Rounding out the month, squadron staff officers were going to indoctrination schools, flight leaders were flying some operational missions with other units of the Ninth Air Force, everyone was riding bikes, visiting pubs, comparing English pound notes with high class toilet paper, getting used to censorship, enjoying American cooking after the long session with kippers for breakfast and weakly seasoned other dishes on the transport, and getting aquainted with the species WAAF (Womens Auxiliary Air Force).
Which brings up the case of a nameless G.I. in the outfit who, as he describes it "like everyone else just had to have a bike. So I went downtown and got myself a second hand job and as is the case with all new things I had to give it a test hop immediately. I went out in the street and started racking it around, split - essing***, riding no handed, and showing off all over the place. I had just set course for home when I spotted a WAAF on a bike pedalling up behind me. So I throttled back to what I thought was a nice lady like cruise so she could catch up. The first thing I knew she was past me and practically out of sight up ahead. So I poured on the coal and started after her. Straight pedalling wasn't enough so I stood up and pumped. After maybe a mile of this I just managed to ease up along side her. And do you know by this time I was so pooped I couldn't even say hello."
* May was the longest serving of the non commissioned engineering offiers and so was the "King" of the maintenance services.
** "Wheels" was Air Corps slang for the important people who "made things go".

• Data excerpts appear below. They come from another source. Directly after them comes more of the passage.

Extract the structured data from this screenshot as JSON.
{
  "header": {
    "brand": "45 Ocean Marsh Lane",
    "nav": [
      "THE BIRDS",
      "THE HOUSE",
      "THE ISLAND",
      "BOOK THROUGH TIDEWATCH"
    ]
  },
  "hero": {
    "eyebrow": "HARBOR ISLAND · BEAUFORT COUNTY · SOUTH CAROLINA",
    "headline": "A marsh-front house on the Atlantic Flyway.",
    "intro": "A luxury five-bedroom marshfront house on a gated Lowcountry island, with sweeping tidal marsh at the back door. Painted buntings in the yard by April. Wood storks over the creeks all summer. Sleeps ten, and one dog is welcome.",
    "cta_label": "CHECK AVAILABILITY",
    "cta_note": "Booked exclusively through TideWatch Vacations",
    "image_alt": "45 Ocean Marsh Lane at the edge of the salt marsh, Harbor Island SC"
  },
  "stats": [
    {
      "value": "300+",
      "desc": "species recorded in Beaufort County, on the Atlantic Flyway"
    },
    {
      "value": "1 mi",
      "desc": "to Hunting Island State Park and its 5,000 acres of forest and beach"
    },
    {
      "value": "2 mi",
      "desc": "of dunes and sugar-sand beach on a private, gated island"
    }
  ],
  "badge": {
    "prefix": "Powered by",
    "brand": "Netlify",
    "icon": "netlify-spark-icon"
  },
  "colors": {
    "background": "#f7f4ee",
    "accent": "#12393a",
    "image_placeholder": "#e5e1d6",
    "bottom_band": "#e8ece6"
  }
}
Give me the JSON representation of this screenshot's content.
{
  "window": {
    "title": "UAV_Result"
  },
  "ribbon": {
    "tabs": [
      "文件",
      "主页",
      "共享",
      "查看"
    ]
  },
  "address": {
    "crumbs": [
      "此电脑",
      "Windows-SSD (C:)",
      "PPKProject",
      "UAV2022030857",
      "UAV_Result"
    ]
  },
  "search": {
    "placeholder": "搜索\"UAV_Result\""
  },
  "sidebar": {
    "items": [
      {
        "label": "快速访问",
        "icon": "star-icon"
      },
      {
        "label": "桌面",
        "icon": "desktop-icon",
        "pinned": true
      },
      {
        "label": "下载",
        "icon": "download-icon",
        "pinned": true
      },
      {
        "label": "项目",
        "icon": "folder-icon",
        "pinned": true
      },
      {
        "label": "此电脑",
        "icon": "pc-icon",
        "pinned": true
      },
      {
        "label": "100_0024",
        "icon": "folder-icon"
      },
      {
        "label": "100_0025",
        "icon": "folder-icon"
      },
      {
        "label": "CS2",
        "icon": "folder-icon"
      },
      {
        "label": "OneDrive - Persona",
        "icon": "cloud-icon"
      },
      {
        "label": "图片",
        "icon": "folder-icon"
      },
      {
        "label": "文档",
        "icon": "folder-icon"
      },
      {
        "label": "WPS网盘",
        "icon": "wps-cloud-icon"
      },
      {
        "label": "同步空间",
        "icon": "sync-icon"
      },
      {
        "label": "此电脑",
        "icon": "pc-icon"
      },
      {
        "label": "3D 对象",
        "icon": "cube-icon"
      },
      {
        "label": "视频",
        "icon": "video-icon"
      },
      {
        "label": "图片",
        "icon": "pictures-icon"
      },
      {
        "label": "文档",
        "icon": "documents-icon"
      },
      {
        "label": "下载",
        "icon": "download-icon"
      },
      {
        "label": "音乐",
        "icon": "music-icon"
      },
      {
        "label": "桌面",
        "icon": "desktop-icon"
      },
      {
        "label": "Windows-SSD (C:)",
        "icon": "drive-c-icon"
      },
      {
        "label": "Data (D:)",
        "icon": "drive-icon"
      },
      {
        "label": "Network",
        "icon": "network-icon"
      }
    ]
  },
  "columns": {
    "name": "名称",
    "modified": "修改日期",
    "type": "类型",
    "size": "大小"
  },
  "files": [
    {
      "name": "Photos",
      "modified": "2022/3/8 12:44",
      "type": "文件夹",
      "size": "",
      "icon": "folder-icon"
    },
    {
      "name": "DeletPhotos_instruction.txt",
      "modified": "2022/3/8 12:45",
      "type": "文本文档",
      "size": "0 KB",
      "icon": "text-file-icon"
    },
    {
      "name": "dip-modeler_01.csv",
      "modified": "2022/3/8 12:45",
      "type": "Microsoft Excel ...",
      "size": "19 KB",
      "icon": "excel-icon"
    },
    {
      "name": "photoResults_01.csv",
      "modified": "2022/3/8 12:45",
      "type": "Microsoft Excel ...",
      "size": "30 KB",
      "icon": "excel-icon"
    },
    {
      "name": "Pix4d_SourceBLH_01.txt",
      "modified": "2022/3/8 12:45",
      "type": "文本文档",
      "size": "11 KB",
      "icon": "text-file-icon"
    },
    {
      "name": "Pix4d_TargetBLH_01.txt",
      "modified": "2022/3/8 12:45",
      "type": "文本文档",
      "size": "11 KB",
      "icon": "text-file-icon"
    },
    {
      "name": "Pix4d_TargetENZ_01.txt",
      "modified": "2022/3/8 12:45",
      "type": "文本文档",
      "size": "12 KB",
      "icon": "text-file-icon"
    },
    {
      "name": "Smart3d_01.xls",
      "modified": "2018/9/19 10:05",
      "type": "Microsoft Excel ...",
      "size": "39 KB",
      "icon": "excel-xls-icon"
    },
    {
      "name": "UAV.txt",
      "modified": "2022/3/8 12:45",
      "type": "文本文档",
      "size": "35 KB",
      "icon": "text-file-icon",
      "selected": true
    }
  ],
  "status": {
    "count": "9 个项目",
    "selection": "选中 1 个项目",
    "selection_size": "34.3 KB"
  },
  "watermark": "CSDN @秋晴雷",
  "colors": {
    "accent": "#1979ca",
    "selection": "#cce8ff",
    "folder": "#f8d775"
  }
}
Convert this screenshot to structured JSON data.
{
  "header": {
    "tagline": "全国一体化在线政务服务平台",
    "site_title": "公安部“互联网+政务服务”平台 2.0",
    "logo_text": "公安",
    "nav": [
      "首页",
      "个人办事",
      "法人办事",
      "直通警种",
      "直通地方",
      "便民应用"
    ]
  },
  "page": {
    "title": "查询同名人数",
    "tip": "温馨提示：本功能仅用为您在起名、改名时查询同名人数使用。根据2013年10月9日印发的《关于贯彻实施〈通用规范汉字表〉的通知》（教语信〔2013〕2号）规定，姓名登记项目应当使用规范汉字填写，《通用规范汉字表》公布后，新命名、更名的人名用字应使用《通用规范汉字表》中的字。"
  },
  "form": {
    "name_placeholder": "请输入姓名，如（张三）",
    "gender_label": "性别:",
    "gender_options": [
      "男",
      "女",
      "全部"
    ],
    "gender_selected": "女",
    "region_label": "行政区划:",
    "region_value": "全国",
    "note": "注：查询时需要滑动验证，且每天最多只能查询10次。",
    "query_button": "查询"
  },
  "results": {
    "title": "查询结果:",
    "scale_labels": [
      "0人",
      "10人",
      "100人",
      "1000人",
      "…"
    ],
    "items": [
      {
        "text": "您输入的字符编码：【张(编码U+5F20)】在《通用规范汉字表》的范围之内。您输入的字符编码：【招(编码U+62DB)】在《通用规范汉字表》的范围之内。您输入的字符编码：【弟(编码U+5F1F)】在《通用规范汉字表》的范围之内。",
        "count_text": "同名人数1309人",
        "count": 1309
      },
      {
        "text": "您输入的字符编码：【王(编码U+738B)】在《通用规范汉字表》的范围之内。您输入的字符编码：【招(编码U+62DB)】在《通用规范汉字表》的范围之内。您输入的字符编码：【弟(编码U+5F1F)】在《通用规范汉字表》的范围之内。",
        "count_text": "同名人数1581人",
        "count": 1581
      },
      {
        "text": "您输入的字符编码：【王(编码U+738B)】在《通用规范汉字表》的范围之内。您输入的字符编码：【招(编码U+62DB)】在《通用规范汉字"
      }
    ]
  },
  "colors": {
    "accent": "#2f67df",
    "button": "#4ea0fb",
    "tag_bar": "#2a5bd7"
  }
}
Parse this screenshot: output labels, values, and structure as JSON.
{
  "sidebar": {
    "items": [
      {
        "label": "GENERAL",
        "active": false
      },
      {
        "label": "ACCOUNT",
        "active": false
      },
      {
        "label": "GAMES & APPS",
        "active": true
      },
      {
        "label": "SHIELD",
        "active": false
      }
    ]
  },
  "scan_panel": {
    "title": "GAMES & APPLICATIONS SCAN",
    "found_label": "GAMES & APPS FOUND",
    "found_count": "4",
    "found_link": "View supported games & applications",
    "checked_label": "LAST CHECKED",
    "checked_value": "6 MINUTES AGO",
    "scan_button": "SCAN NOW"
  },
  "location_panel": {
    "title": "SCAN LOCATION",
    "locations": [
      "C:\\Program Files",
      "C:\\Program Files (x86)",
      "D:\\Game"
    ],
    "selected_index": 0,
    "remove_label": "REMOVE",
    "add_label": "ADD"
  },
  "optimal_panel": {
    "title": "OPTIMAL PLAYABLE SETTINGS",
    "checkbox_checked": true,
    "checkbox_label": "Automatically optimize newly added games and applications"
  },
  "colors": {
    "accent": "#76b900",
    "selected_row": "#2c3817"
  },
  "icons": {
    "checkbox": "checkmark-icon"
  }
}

*** Split-essing was an aerial manouver, a roll over and dive.
HISTORICAL REPORT 508TH FIGHTER BOMBER SQUADRON
404TH FIGHTER BOMBER GROUP
APO 595,U.S.ARMY
APRIL 1944
Prepared by
WILLIAM F. MILLER,
Capt., Air Corps,
Intelligence Officer
Historical Report
April 1944
1. Organization:
April 26 1944, 1st Lt. Gordon O Finstad, 01553807, O.D. trfd. to 506th Fighter Bomber
Squadron, 404th Fighter Bomber Group, per Par. 1, S.O. 69 Hqs.,404th Ftr. Bomb. Gp.
April 29th 1944, 2nd Lts. Theodore A. Lundeen, 0812839, Joseph L. Wilson,0697079, Luciano
B. Herrera, 0465357, Charles W. Caldwell, 0816716, all pilots assd. and jd. Sq. per Par.
3, S.O. 71, Hqs., 404th Ftr. Bomb. Gp.
2. Strength
April 30th, 1944: 254 Enlisted men and 43 Officers.
3. Date of Arrival and Departure from Stations Occupied in the ETO:
Arrived at Station 414 April 5, 1944 (initial station in ETO)
4. Losses in action: Negative.
5. Awards and Decorations: Negative
The Squadron arrived on April 5, 1944, by train direct from Liverpool, England after a rather tedious journey by troop transport from New York City. Morale of troops was excellent and interest keen, as this was the first overseas assignment for the Squadron.
All personnel became intensely interested in comparing this country and its customs with American customs. To say this comparison was carried into complete detail would be no exaggeration. Scenery, English girls, food and liquor; all were topics of comparison.
Having illusions of grandeur, and dreams of residing in castles, the squadron was rather sadly brought to earth to discover, "G.I." tents and "Honey Buckets", the fashion at Station 414. However, with much Yankee ingenuity, various and sundry devices were immediately constructed to replace the lost comforts of garrison life in the States. Hot water heaters, oil lamps, tables, chairs, even matted rugs were ingeniously constructed from nature's gifts.
Having received orders to bring only the minimum of equipment we expected to find a complete issue of supplies and equipment awaiting: however, this was not the situation, necessitating foraging the countryside to get supplies.
All efforts were pointed during April to make the squadron operational as soon as possible.